Теперь в консоли администрирования Keycloak мне нужно добавить правильную роль для моего клиента, чтобы «Logic» имел право вызывать любую конечную точку API, предоставляемую Keycloak для управления пользователями области.
В списке клиентов области есть клиент с именем realm-management, который Keycloak предоставляет по умолчанию для каждой области. Этот клиент может управлять всей областью, а не только ее пользователями, и для этого у него есть список ролей клиентов. manage-users— одна из ролей в этом списке, и это роль, которую мне нужно назначить моему другому клиенту (которому я дал имя logicв Keycloak). Другими словами, мое приложение «Logic» использует идентификатор клиента keycloak logicдля своей аутентификации, и мне нужно добавить manage-usersроль клиенту logic.
Проблема в том, что в моих logicнастройках ролей клиента ( ) те же самые роли, перечисленные в разделе realm-managementклиент, вообще не перечислены, а в списке есть только uma_protectionроль:
Если я искал "manage-users", введя его в поле поиска, он не отображался. Между тем, если я нажимаю на эту роль в списке ролей клиента realm-management, он показывает, что нетпользователиесть эта роль и это позволяет мне добавить рольпользователи, но не для того, чтобыклиенты, даже если эта роль фактически указана вклиент( realm-management).
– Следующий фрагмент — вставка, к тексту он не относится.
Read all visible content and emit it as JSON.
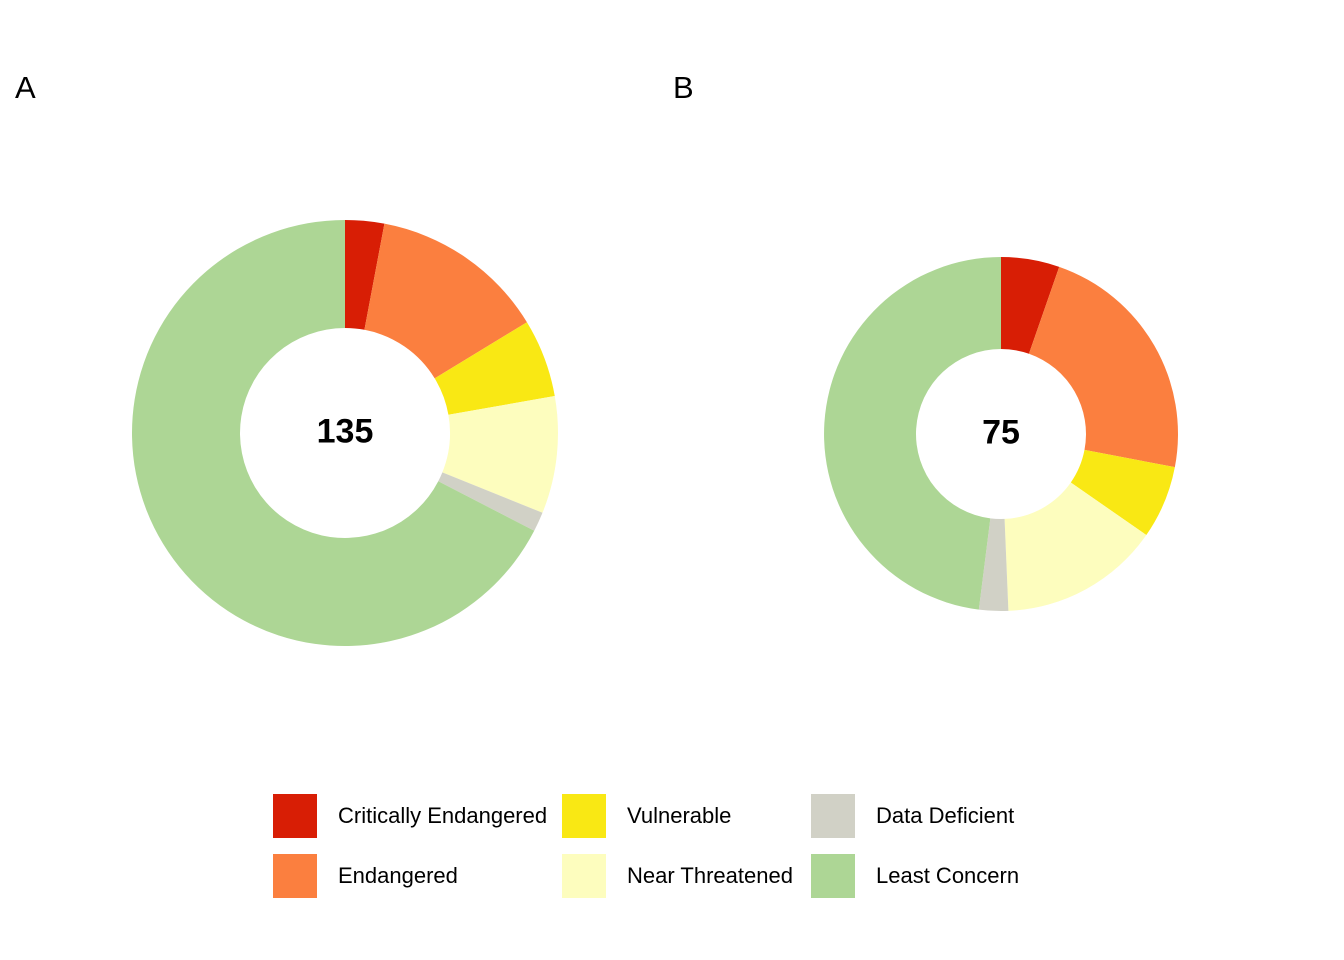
{
  "figure": {
    "background": "#FFFFFF",
    "panels": [
      {
        "label": "A"
      },
      {
        "label": "B"
      }
    ]
  },
  "chart_data": [
    {
      "type": "pie",
      "subtype": "donut",
      "panel_label": "A",
      "center_label": "135",
      "total": 135,
      "categories": [
        "Critically Endangered",
        "Endangered",
        "Vulnerable",
        "Near Threatened",
        "Data Deficient",
        "Least Concern"
      ],
      "values": [
        4,
        18,
        8,
        12,
        2,
        91
      ],
      "colors": [
        "#D81E05",
        "#FB7F3F",
        "#F9E814",
        "#FDFDBE",
        "#D1D1C6",
        "#ADD695"
      ],
      "start_angle_deg": 0,
      "direction": "clockwise",
      "outer_radius_px": 213,
      "inner_radius_px": 105,
      "legend_position": "bottom"
    },
    {
      "type": "pie",
      "subtype": "donut",
      "panel_label": "B",
      "center_label": "75",
      "total": 75,
      "categories": [
        "Critically Endangered",
        "Endangered",
        "Vulnerable",
        "Near Threatened",
        "Data Deficient",
        "Least Concern"
      ],
      "values": [
        4,
        17,
        5,
        11,
        2,
        36
      ],
      "colors": [
        "#D81E05",
        "#FB7F3F",
        "#F9E814",
        "#FDFDBE",
        "#D1D1C6",
        "#ADD695"
      ],
      "start_angle_deg": 0,
      "direction": "clockwise",
      "outer_radius_px": 177,
      "inner_radius_px": 85,
      "legend_position": "bottom"
    }
  ],
  "legend": {
    "items": [
      {
        "label": "Critically Endangered",
        "color": "#D81E05"
      },
      {
        "label": "Endangered",
        "color": "#FB7F3F"
      },
      {
        "label": "Vulnerable",
        "color": "#F9E814"
      },
      {
        "label": "Near Threatened",
        "color": "#FDFDBE"
      },
      {
        "label": "Data Deficient",
        "color": "#D1D1C6"
      },
      {
        "label": "Least Concern",
        "color": "#ADD695"
      }
    ]
  }
}
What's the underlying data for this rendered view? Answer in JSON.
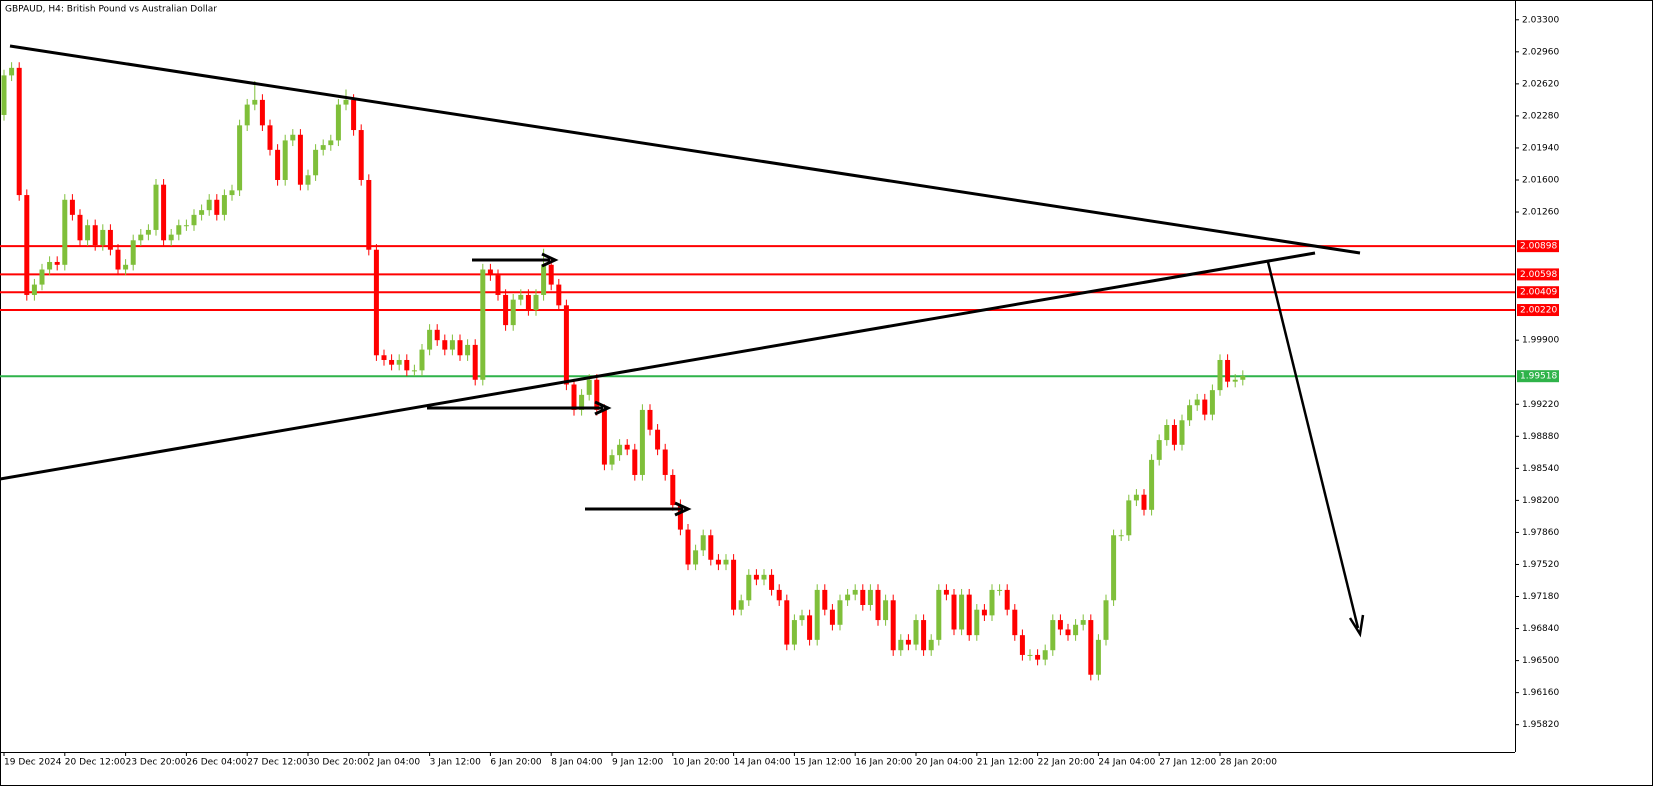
{
  "chart_data": {
    "type": "candlestick",
    "title": "GBPAUD, H4:  British Pound vs Australian Dollar",
    "up_color": "#7fbf3a",
    "down_color": "#ff0000",
    "ylim": [
      1.9553,
      2.0351
    ],
    "yticks": [
      {
        "value": 2.033,
        "label": "2.03300"
      },
      {
        "value": 2.0296,
        "label": "2.02960"
      },
      {
        "value": 2.0262,
        "label": "2.02620"
      },
      {
        "value": 2.0228,
        "label": "2.02280"
      },
      {
        "value": 2.0194,
        "label": "2.01940"
      },
      {
        "value": 2.016,
        "label": "2.01600"
      },
      {
        "value": 2.0126,
        "label": "2.01260"
      },
      {
        "value": 1.999,
        "label": "1.99900"
      },
      {
        "value": 1.9922,
        "label": "1.99220"
      },
      {
        "value": 1.9888,
        "label": "1.98880"
      },
      {
        "value": 1.9854,
        "label": "1.98540"
      },
      {
        "value": 1.982,
        "label": "1.98200"
      },
      {
        "value": 1.9786,
        "label": "1.97860"
      },
      {
        "value": 1.9752,
        "label": "1.97520"
      },
      {
        "value": 1.9718,
        "label": "1.97180"
      },
      {
        "value": 1.9684,
        "label": "1.96840"
      },
      {
        "value": 1.965,
        "label": "1.96500"
      },
      {
        "value": 1.9616,
        "label": "1.96160"
      },
      {
        "value": 1.9582,
        "label": "1.95820"
      }
    ],
    "levels": [
      {
        "value": 2.00898,
        "label": "2.00898",
        "color": "#ff0000"
      },
      {
        "value": 2.00598,
        "label": "2.00598",
        "color": "#ff0000"
      },
      {
        "value": 2.00409,
        "label": "2.00409",
        "color": "#ff0000"
      },
      {
        "value": 2.0022,
        "label": "2.00220",
        "color": "#ff0000"
      },
      {
        "value": 1.99518,
        "label": "1.99518",
        "color": "#2fb34a"
      }
    ],
    "categories": [
      "19 Dec 2024",
      null,
      null,
      null,
      null,
      null,
      null,
      null,
      "20 Dec 12:00",
      null,
      null,
      null,
      null,
      null,
      null,
      null,
      "23 Dec 20:00",
      null,
      null,
      null,
      null,
      null,
      null,
      null,
      "26 Dec 04:00",
      null,
      null,
      null,
      null,
      null,
      null,
      null,
      "27 Dec 12:00",
      null,
      null,
      null,
      null,
      null,
      null,
      null,
      "30 Dec 20:00",
      null,
      null,
      null,
      null,
      null,
      null,
      null,
      "2 Jan 04:00",
      null,
      null,
      null,
      null,
      null,
      null,
      null,
      "3 Jan 12:00",
      null,
      null,
      null,
      null,
      null,
      null,
      null,
      "6 Jan 20:00",
      null,
      null,
      null,
      null,
      null,
      null,
      null,
      "8 Jan 04:00",
      null,
      null,
      null,
      null,
      null,
      null,
      null,
      "9 Jan 12:00",
      null,
      null,
      null,
      null,
      null,
      null,
      null,
      "10 Jan 20:00",
      null,
      null,
      null,
      null,
      null,
      null,
      null,
      "14 Jan 04:00",
      null,
      null,
      null,
      null,
      null,
      null,
      null,
      "15 Jan 12:00",
      null,
      null,
      null,
      null,
      null,
      null,
      null,
      "16 Jan 20:00",
      null,
      null,
      null,
      null,
      null,
      null,
      null,
      "20 Jan 04:00",
      null,
      null,
      null,
      null,
      null,
      null,
      null,
      "21 Jan 12:00",
      null,
      null,
      null,
      null,
      null,
      null,
      null,
      "22 Jan 20:00",
      null,
      null,
      null,
      null,
      null,
      null,
      null,
      "24 Jan 04:00",
      null,
      null,
      null,
      null,
      null,
      null,
      null,
      "27 Jan 12:00",
      null,
      null,
      null,
      null,
      null,
      null,
      null,
      "28 Jan 20:00",
      null,
      null,
      null
    ],
    "open": [
      2.0229,
      2.0271,
      2.0279,
      2.0144,
      2.0038,
      2.0049,
      2.0065,
      2.0073,
      2.007,
      2.0139,
      2.0123,
      2.0096,
      2.0112,
      2.0091,
      2.0107,
      2.0086,
      2.0065,
      2.007,
      2.0096,
      2.0102,
      2.0107,
      2.0155,
      2.0096,
      2.0102,
      2.0112,
      2.0112,
      2.0123,
      2.0128,
      2.0139,
      2.0123,
      2.0144,
      2.0149,
      2.0218,
      2.024,
      2.0245,
      2.0218,
      2.0192,
      2.016,
      2.0202,
      2.0208,
      2.0155,
      2.0165,
      2.0192,
      2.0197,
      2.0202,
      2.024,
      2.0245,
      2.0213,
      2.016,
      2.0086,
      1.9974,
      1.9969,
      1.9964,
      1.9969,
      1.9958,
      1.9958,
      1.998,
      2.0001,
      1.999,
      1.998,
      1.999,
      1.9974,
      1.9985,
      1.9948,
      2.0065,
      2.0059,
      2.0038,
      2.0006,
      2.0033,
      2.0038,
      2.0022,
      2.0038,
      2.007,
      2.0049,
      2.0027,
      1.9943,
      1.9916,
      1.9932,
      1.9948,
      1.9916,
      1.9858,
      1.9868,
      1.9879,
      1.9874,
      1.9847,
      1.9916,
      1.9895,
      1.9874,
      1.9847,
      1.9815,
      1.9789,
      1.9752,
      1.9767,
      1.9783,
      1.9757,
      1.9752,
      1.9757,
      1.9704,
      1.9714,
      1.9741,
      1.9736,
      1.9741,
      1.9725,
      1.9714,
      1.9667,
      1.9693,
      1.9698,
      1.9672,
      1.9725,
      1.9704,
      1.9688,
      1.9714,
      1.972,
      1.9725,
      1.9709,
      1.9725,
      1.9693,
      1.9714,
      1.9661,
      1.9672,
      1.9667,
      1.9693,
      1.9661,
      1.9672,
      1.9725,
      1.972,
      1.9683,
      1.972,
      1.9677,
      1.9704,
      1.9698,
      1.9725,
      1.9725,
      1.9704,
      1.9677,
      1.9656,
      1.9656,
      1.9651,
      1.9661,
      1.9693,
      1.9683,
      1.9677,
      1.9688,
      1.9693,
      1.9635,
      1.9672,
      1.9714,
      1.9783,
      1.9783,
      1.982,
      1.9826,
      1.981,
      1.9863,
      1.9884,
      1.99,
      1.9879,
      1.9905,
      1.9921,
      1.9927,
      1.9911,
      1.9937,
      1.9969,
      1.9946,
      1.9948
    ],
    "high": [
      2.0277,
      2.0285,
      2.0285,
      2.015,
      2.0055,
      2.0071,
      2.0079,
      2.0079,
      2.0145,
      2.0145,
      2.0129,
      2.0118,
      2.0118,
      2.0113,
      2.0113,
      2.0092,
      2.0076,
      2.0102,
      2.0108,
      2.0113,
      2.0161,
      2.0161,
      2.0108,
      2.0118,
      2.0118,
      2.0129,
      2.0134,
      2.0145,
      2.0145,
      2.015,
      2.0155,
      2.0224,
      2.0246,
      2.0265,
      2.0251,
      2.0224,
      2.0198,
      2.0208,
      2.0214,
      2.0214,
      2.0171,
      2.0198,
      2.0203,
      2.0208,
      2.0246,
      2.0256,
      2.0251,
      2.0219,
      2.0166,
      2.0092,
      1.998,
      1.9975,
      1.9975,
      1.9975,
      1.9964,
      1.9986,
      2.0007,
      2.0007,
      1.9996,
      1.9996,
      1.9996,
      1.9991,
      1.9991,
      2.0071,
      2.0071,
      2.0065,
      2.0044,
      2.0039,
      2.0044,
      2.0044,
      2.0044,
      2.0087,
      2.0076,
      2.0055,
      2.0033,
      1.9949,
      1.9938,
      1.9954,
      1.9954,
      1.9922,
      1.9874,
      1.9885,
      1.9885,
      1.988,
      1.9922,
      1.9922,
      1.9901,
      1.988,
      1.9853,
      1.9821,
      1.9795,
      1.9773,
      1.9789,
      1.9789,
      1.9763,
      1.9763,
      1.9763,
      1.972,
      1.9747,
      1.9747,
      1.9747,
      1.9747,
      1.9731,
      1.972,
      1.9699,
      1.9704,
      1.9704,
      1.9731,
      1.9731,
      1.971,
      1.972,
      1.9726,
      1.9731,
      1.9731,
      1.9731,
      1.9731,
      1.972,
      1.972,
      1.9678,
      1.9678,
      1.9699,
      1.9699,
      1.9678,
      1.9731,
      1.9731,
      1.9726,
      1.9726,
      1.9726,
      1.971,
      1.971,
      1.9731,
      1.9731,
      1.9731,
      1.971,
      1.9683,
      1.9662,
      1.9662,
      1.9667,
      1.9699,
      1.9699,
      1.9689,
      1.9694,
      1.9699,
      1.9699,
      1.9678,
      1.972,
      1.9789,
      1.9789,
      1.9826,
      1.9832,
      1.9832,
      1.9869,
      1.989,
      1.9906,
      1.9906,
      1.9911,
      1.9927,
      1.9933,
      1.9933,
      1.9943,
      1.9975,
      1.9975,
      1.9954,
      1.9958
    ],
    "low": [
      2.0223,
      2.0265,
      2.0138,
      2.0032,
      2.0032,
      2.0043,
      2.0059,
      2.0064,
      2.0064,
      2.0117,
      2.009,
      2.009,
      2.0085,
      2.0085,
      2.008,
      2.0059,
      2.0059,
      2.0064,
      2.009,
      2.0096,
      2.0101,
      2.009,
      2.009,
      2.0096,
      2.0106,
      2.0106,
      2.0117,
      2.0122,
      2.0117,
      2.0117,
      2.0138,
      2.0143,
      2.0212,
      2.0234,
      2.0212,
      2.0186,
      2.0154,
      2.0154,
      2.0196,
      2.0149,
      2.0149,
      2.0159,
      2.0186,
      2.0191,
      2.0196,
      2.0234,
      2.0207,
      2.0154,
      2.008,
      1.9968,
      1.9963,
      1.9958,
      1.9958,
      1.9952,
      1.9952,
      1.9952,
      1.9974,
      1.9984,
      1.9974,
      1.9974,
      1.9968,
      1.9968,
      1.9942,
      1.9942,
      2.0053,
      2.0032,
      2.0,
      2.0,
      2.0027,
      2.0016,
      2.0016,
      2.0032,
      2.0043,
      2.0021,
      1.9937,
      1.991,
      1.991,
      1.9926,
      1.991,
      1.9852,
      1.9852,
      1.9862,
      1.9868,
      1.9841,
      1.9841,
      1.9889,
      1.9868,
      1.9841,
      1.9809,
      1.9783,
      1.9746,
      1.9746,
      1.9761,
      1.9751,
      1.9746,
      1.9746,
      1.9698,
      1.9698,
      1.9708,
      1.973,
      1.973,
      1.9719,
      1.9708,
      1.9661,
      1.9661,
      1.9687,
      1.9666,
      1.9666,
      1.9698,
      1.9682,
      1.9682,
      1.9708,
      1.9714,
      1.9703,
      1.9703,
      1.9687,
      1.9687,
      1.9655,
      1.9655,
      1.9661,
      1.9661,
      1.9655,
      1.9655,
      1.9666,
      1.9714,
      1.9677,
      1.9677,
      1.9671,
      1.9671,
      1.9692,
      1.9692,
      1.9719,
      1.9698,
      1.9671,
      1.965,
      1.965,
      1.9645,
      1.9645,
      1.9655,
      1.9677,
      1.9671,
      1.9671,
      1.9682,
      1.9629,
      1.9629,
      1.9666,
      1.9708,
      1.9777,
      1.9777,
      1.9814,
      1.9804,
      1.9804,
      1.9857,
      1.9878,
      1.9873,
      1.9873,
      1.9899,
      1.9915,
      1.9905,
      1.9905,
      1.9931,
      1.994,
      1.994,
      1.9942
    ],
    "close": [
      2.0271,
      2.0279,
      2.0144,
      2.0038,
      2.0049,
      2.0065,
      2.0073,
      2.007,
      2.0139,
      2.0123,
      2.0096,
      2.0112,
      2.0091,
      2.0107,
      2.0086,
      2.0065,
      2.007,
      2.0096,
      2.0102,
      2.0107,
      2.0155,
      2.0096,
      2.0102,
      2.0112,
      2.0112,
      2.0123,
      2.0128,
      2.0139,
      2.0123,
      2.0144,
      2.0149,
      2.0218,
      2.024,
      2.0245,
      2.0218,
      2.0192,
      2.016,
      2.0202,
      2.0208,
      2.0155,
      2.0165,
      2.0192,
      2.0197,
      2.0202,
      2.024,
      2.0245,
      2.0213,
      2.016,
      2.0086,
      1.9974,
      1.9969,
      1.9964,
      1.9969,
      1.9958,
      1.9958,
      1.998,
      2.0001,
      1.999,
      1.998,
      1.999,
      1.9974,
      1.9985,
      1.9948,
      2.0065,
      2.0059,
      2.0038,
      2.0006,
      2.0033,
      2.0038,
      2.0022,
      2.0038,
      2.007,
      2.0049,
      2.0027,
      1.9943,
      1.9916,
      1.9932,
      1.9948,
      1.9916,
      1.9858,
      1.9868,
      1.9879,
      1.9874,
      1.9847,
      1.9916,
      1.9895,
      1.9874,
      1.9847,
      1.9815,
      1.9789,
      1.9752,
      1.9767,
      1.9783,
      1.9757,
      1.9752,
      1.9757,
      1.9704,
      1.9714,
      1.9741,
      1.9736,
      1.9741,
      1.9725,
      1.9714,
      1.9667,
      1.9693,
      1.9698,
      1.9672,
      1.9725,
      1.9704,
      1.9688,
      1.9714,
      1.972,
      1.9725,
      1.9709,
      1.9725,
      1.9693,
      1.9714,
      1.9661,
      1.9672,
      1.9667,
      1.9693,
      1.9661,
      1.9672,
      1.9725,
      1.972,
      1.9683,
      1.972,
      1.9677,
      1.9704,
      1.9698,
      1.9725,
      1.9725,
      1.9704,
      1.9677,
      1.9656,
      1.9656,
      1.9651,
      1.9661,
      1.9693,
      1.9683,
      1.9677,
      1.9688,
      1.9693,
      1.9635,
      1.9672,
      1.9714,
      1.9783,
      1.9783,
      1.982,
      1.9826,
      1.981,
      1.9863,
      1.9884,
      1.99,
      1.9879,
      1.9905,
      1.9921,
      1.9927,
      1.9911,
      1.9937,
      1.9969,
      1.9946,
      1.9948,
      1.9952
    ]
  }
}
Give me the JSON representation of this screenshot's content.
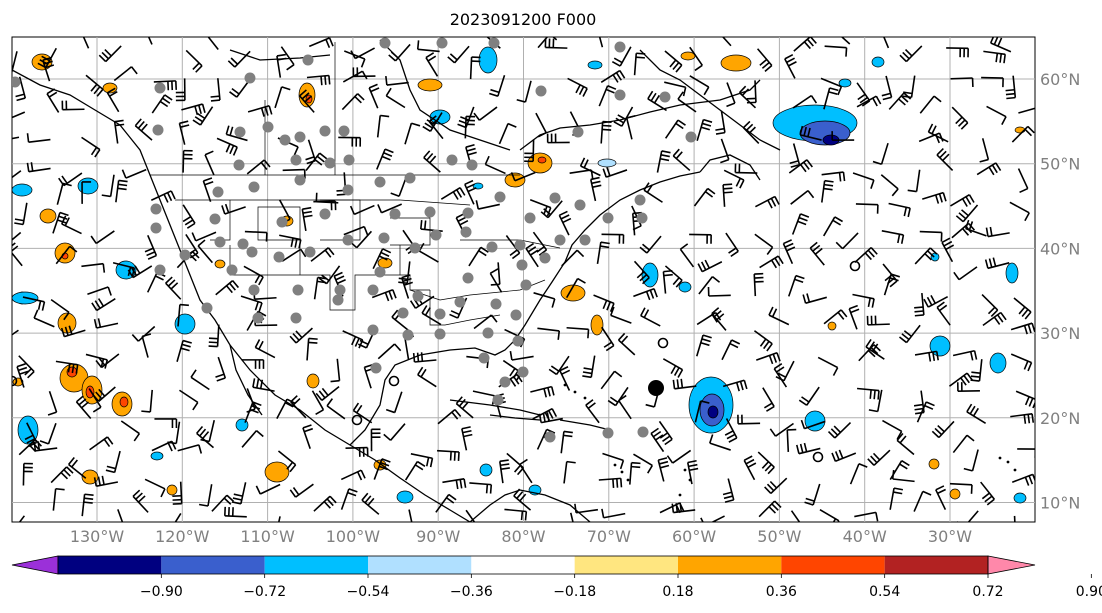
{
  "title": "2023091200 F000",
  "map": {
    "lon_labels": [
      "130°W",
      "120°W",
      "110°W",
      "100°W",
      "90°W",
      "80°W",
      "70°W",
      "60°W",
      "50°W",
      "40°W",
      "30°W"
    ],
    "lat_labels": [
      "60°N",
      "50°N",
      "40°N",
      "30°N",
      "20°N",
      "10°N"
    ],
    "extent": {
      "lon_min": -140,
      "lon_max": -20,
      "lat_min": 8,
      "lat_max": 65
    }
  },
  "colorbar": {
    "ticks": [
      "−0.90",
      "−0.72",
      "−0.54",
      "−0.36",
      "−0.18",
      "0.18",
      "0.36",
      "0.54",
      "0.72",
      "0.90"
    ],
    "colors": [
      "#9b30d9",
      "#000080",
      "#3a5fcd",
      "#00bfff",
      "#b0e0ff",
      "#ffffff",
      "#ffe680",
      "#ffa500",
      "#ff4500",
      "#b22222",
      "#ff88aa"
    ]
  },
  "observations": {
    "station_marker_color": "#808080",
    "large_marker_color": "#000000"
  }
}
Создание новой роли в моем logicклиенте, с тем же именем manage-users, возможно, но я не уверен, что это правильный путь. Я имею в виду, зачем мне дублировать существующую роль? Это попахивает чем-то неправильным.
Можете ли вы подсказать мне правильный способ добавления manage-usersроли вклиентв Keycloak 23?
решение1
я, наконецполучил ответот члена официального сообщества поддержки Keycloak, и я сообщаю об этом здесь на всякий случай, если кто-то найдет мой вопрос здесь.
dasniko написал:
Если ваш клиент уже использует поток клиентских учетных данных, у него включены «сервисные учетные записи». Вам нужноназначатьроль
realm-management.manage-usersучетной записи службы на вкладке соотв. вашего клиента. Таким образом, соответствующий пользователь учетной записи службы, который отвечает в Keycloak за работу потока учетных данных клиента, получит надлежащую роль и сможет управлять вашими пользователями.
Роли можно найти, выбрав фильтр «Фильтровать по клиентам» вместо «Фильтровать по ролям области».